Выбрать главу

Предполагалось, что советские войска ворвутся в город с грохотом, словно буря или ураган, а у этих немолодых солдат такой кроткий вид, приветливые улыбки, стеснительность в каждом движении. Нет, эта армия пришла не как завоеватель и, конечно же, не как триумфатор, она явилась, чтобы исполнить свой долг — освободить народ от фашизма — и тут же вернуться по домам, где этих солдат ждет тяжесть и благодать повседневного труда, где им вершить свой вечный подвиг. И встречающие скоро постигли это, первое время они кричали, высоко вскидывая сжатые до боли кулаки, размахивали знаменами, а потом встали сплошной стеной перед головной машиной, остановили колонну, окружили грузовики, стали карабкаться на колеса, цепляясь за борта. И повели самые будничные, земные разговоры, объясняясь не только словами, но мимикой и жестами:

— Ты откуда родом? А семья у тебя есть? За что ты получил эту медаль?

Ответы обычно были немногословные, но порой за этой краткостью скрывалась целая трагедия: все близкие погибли в Киеве, никто не уцелел; жена на фронте, она врач, старший сын тоже воюет — под Ленинградом и на Балтике, а вот о дочке ничего не знаю, пропала без вести; меня трижды ранило, последний раз пуля прошла лишь в сантиметре от сердца, но вот все же выжил; наш колхоз в Средней Азии, туда немец не дошел, так что моим ничего не грозит, хотя и в тылу тоже не сладко; этой медалью меня наградили за то, что привел «языка», и прочее. А снизу, с мостовой, тянулись руки, предлагающие арбузы, дыни, сигареты, плетенки и резные фляжки с вином и ракией (несмотря на запрет!).

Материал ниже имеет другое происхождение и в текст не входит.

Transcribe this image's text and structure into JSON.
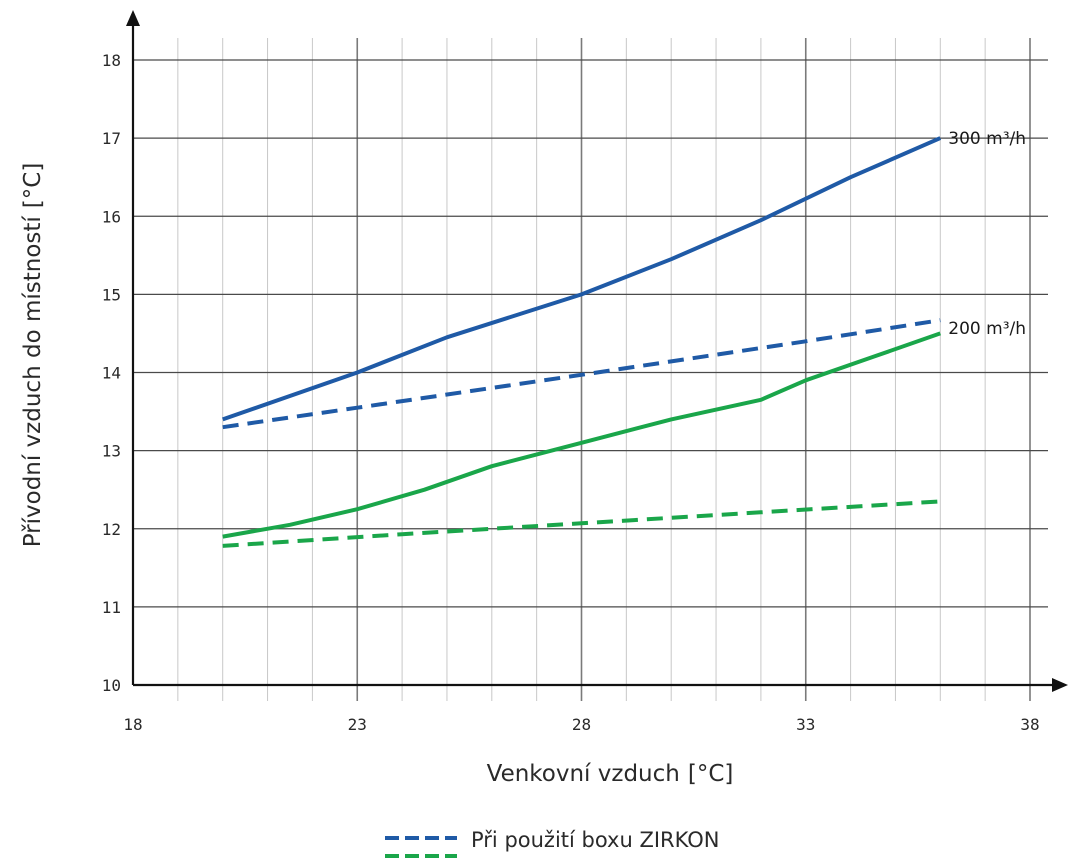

— Спасибо, спасибо! — благодарно кивали солдаты, затем капитан с головной машины подал знак, и колонна тронулась — тихо, неохотно, провожаемая дружелюбными возгласами:

— В добрый час!

— До скорой встречи.

Лишь тогда Николай убеждается, что опасения относительно «возможных провокаций» были излишни, никто особенно и не следил за поведением «гадов», поскольку их просто не было, а если бы даже они пришли, разве посмели бы обнаружить себя? Когда возбуждение утихло, кто-то коротко говорит ему:

— К Кузману!

А Кузман ворошит кучу бумаг, делает на них разные пометки и вздыхает:

— Двадцать три объекта — немало…

— Это на первых порах… — утешает его сидящая рядом Елена. — Через недельку-другую их заметно поубавится…

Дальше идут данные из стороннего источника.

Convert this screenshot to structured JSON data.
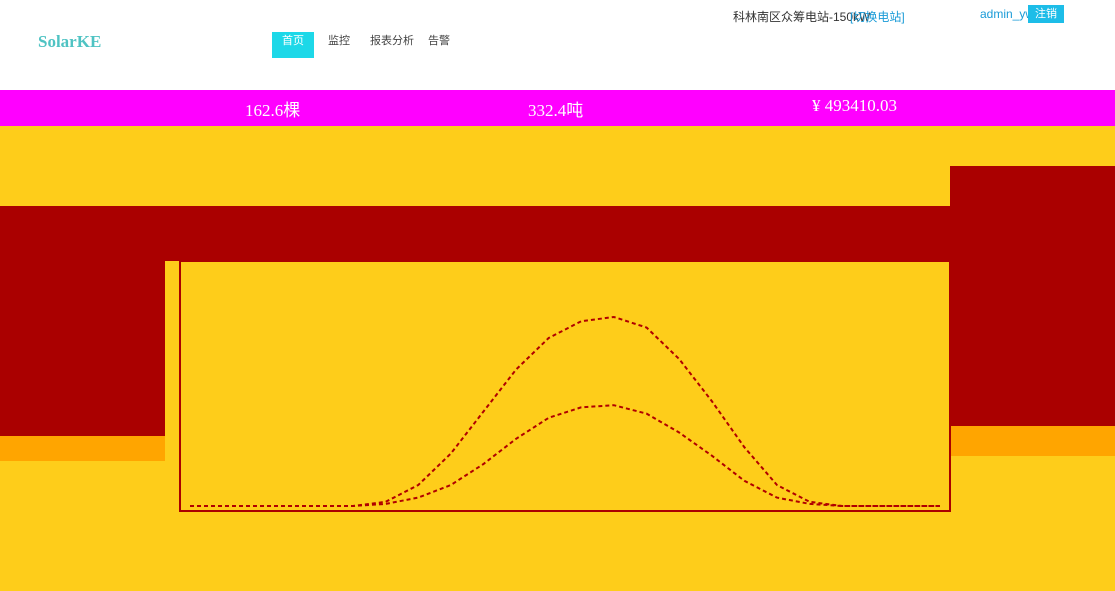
{
  "header": {
    "logo": "SolarKE",
    "nav": [
      "首页",
      "监控",
      "报表分析",
      "告警"
    ],
    "station": "科林南区众筹电站-150kW",
    "switch": "[切换电站]",
    "user": "admin_yw",
    "logout": "注销"
  },
  "stats": [
    "162.6棵",
    "332.4吨",
    "¥ 493410.03"
  ],
  "power_chart": {
    "type": "line",
    "categories": [
      null,
      null,
      null,
      null,
      null,
      null,
      null,
      null,
      null,
      null,
      null,
      null,
      null,
      null,
      null,
      null,
      null,
      null,
      null,
      null,
      null,
      null,
      null,
      null
    ],
    "ylim": [
      0,
      100
    ],
    "series": [
      {
        "color": "#b00000",
        "values": [
          0,
          0,
          0,
          0,
          0,
          0,
          2,
          10,
          25,
          45,
          65,
          80,
          88,
          90,
          85,
          70,
          50,
          28,
          10,
          2,
          0,
          0,
          0,
          0
        ]
      },
      {
        "color": "#b00000",
        "values": [
          0,
          0,
          0,
          0,
          0,
          0,
          1,
          4,
          10,
          20,
          32,
          42,
          47,
          48,
          44,
          35,
          24,
          12,
          4,
          1,
          0,
          0,
          0,
          0
        ]
      }
    ]
  }
}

— Ты думаешь? — скептически усмехается он и поднимается на ноги. — Товарищи!

Его краткое слово преследует несколько странную цель: он старается убедить их, что все то, что до вчерашнего дня следовало разрушать, сжигать, уничтожать, теперь необходимо беречь как ценнейшее народное достояние — склады с одеждой, провиантом, склады боеприпасов! Кроме того, железнодорожные станции, портовые сооружения, бензохранилище, общественные гаражи, пожарные машины, крупные предприятия (независимо от того, что там имеется собственная охрана), школы, читальни, театры, кино.

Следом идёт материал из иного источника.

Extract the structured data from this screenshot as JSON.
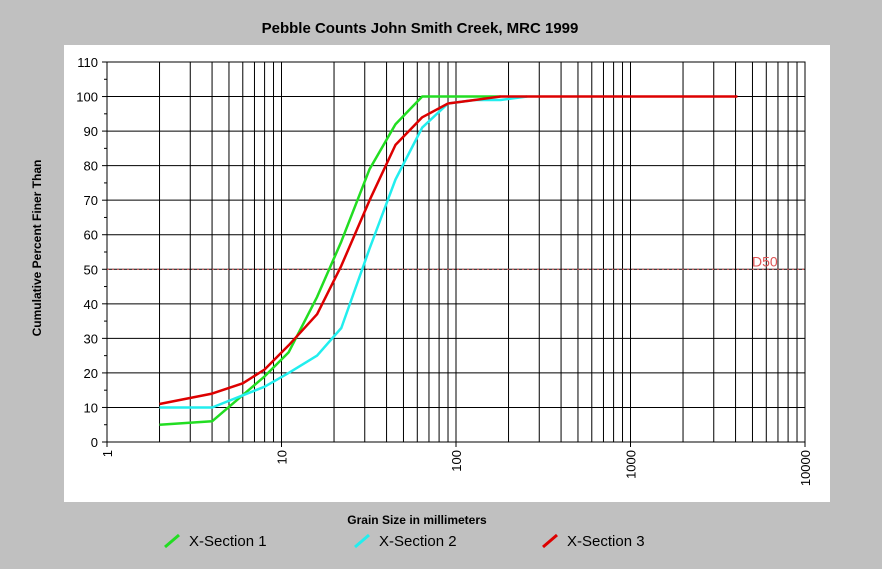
{
  "colors": {
    "background": "#c0c0c0",
    "plot_area": "#ffffff",
    "grid": "#000000",
    "d50": "#dd5555",
    "series": [
      "#22dd22",
      "#22eeee",
      "#dd0000"
    ]
  },
  "chart_data": {
    "type": "line",
    "title": "Pebble Counts John Smith Creek, MRC 1999",
    "xlabel": "Grain Size in millimeters",
    "ylabel": "Cumulative Percent Finer Than",
    "xscale": "log",
    "xlim": [
      1,
      10000
    ],
    "ylim": [
      0,
      110
    ],
    "x_ticks": [
      1,
      10,
      100,
      1000,
      10000
    ],
    "x_tick_labels": [
      "1",
      "10",
      "100",
      "1000",
      "10000"
    ],
    "y_ticks": [
      0,
      10,
      20,
      30,
      40,
      50,
      60,
      70,
      80,
      90,
      100,
      110
    ],
    "y_tick_labels": [
      "0",
      "10",
      "20",
      "30",
      "40",
      "50",
      "60",
      "70",
      "80",
      "90",
      "100",
      "110"
    ],
    "grid": true,
    "legend": "bottom",
    "reference_line": {
      "y": 50,
      "label": "D50"
    },
    "series": [
      {
        "name": "X-Section 1",
        "x": [
          2,
          4,
          8,
          11,
          16,
          22,
          32,
          45,
          64,
          90,
          128,
          180
        ],
        "y": [
          5,
          6,
          19,
          26,
          42,
          58,
          79,
          92,
          100,
          100,
          100,
          100
        ]
      },
      {
        "name": "X-Section 2",
        "x": [
          2,
          4,
          8,
          11,
          16,
          22,
          32,
          45,
          64,
          90,
          128,
          180,
          256
        ],
        "y": [
          10,
          10,
          16,
          20,
          25,
          33,
          56,
          76,
          91,
          98,
          99,
          99,
          100
        ]
      },
      {
        "name": "X-Section 3",
        "x": [
          2,
          4,
          6,
          8,
          11,
          16,
          22,
          32,
          45,
          64,
          90,
          128,
          180,
          256,
          512,
          1024,
          2048,
          4096
        ],
        "y": [
          11,
          14,
          17,
          21,
          28,
          37,
          51,
          70,
          86,
          94,
          98,
          99,
          100,
          100,
          100,
          100,
          100,
          100
        ]
      }
    ]
  }
}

— Фашисты очухаются и вздумают еще начать наступление, — говорит Кузман. — Они могут ударить в самом неожиданном месте. Им не терпится показать, что они сильны, что они есть среди нас и сплачивают свои ряды. Я уже не говорю о том, что они не прочь посеять панику среди населения, вызвать у людей чувство неуверенности и добиться того, чтобы об их действиях раструбили за границей. Вот, дескать, как болгарский народ встречает власть коммунистов. Есть какие-нибудь неясности?

Молчание.

— Тогда давайте распределять объекты. Где будет по три человека, где по два, а где и по одному. Народу не хватает, оставшихся на службе полицейских Областной комитет не решается использовать. Центральный вокзал — Васил Сотиров и Карагезов из ремесленного училища. Здесь они?

— Здесь!

— Чем вооружены?

— Винтовками.

— Патронов достаточно?

— Хватит…

— Пристань — Стойне Пенев и Петко Цинцарский от «Жити». Им помогает ученица женской гимназии Малина Михайлова. Все присутствуют?

Николаю, Елене и рабочему с фабрики предстоит охранять нефтеперегонный завод.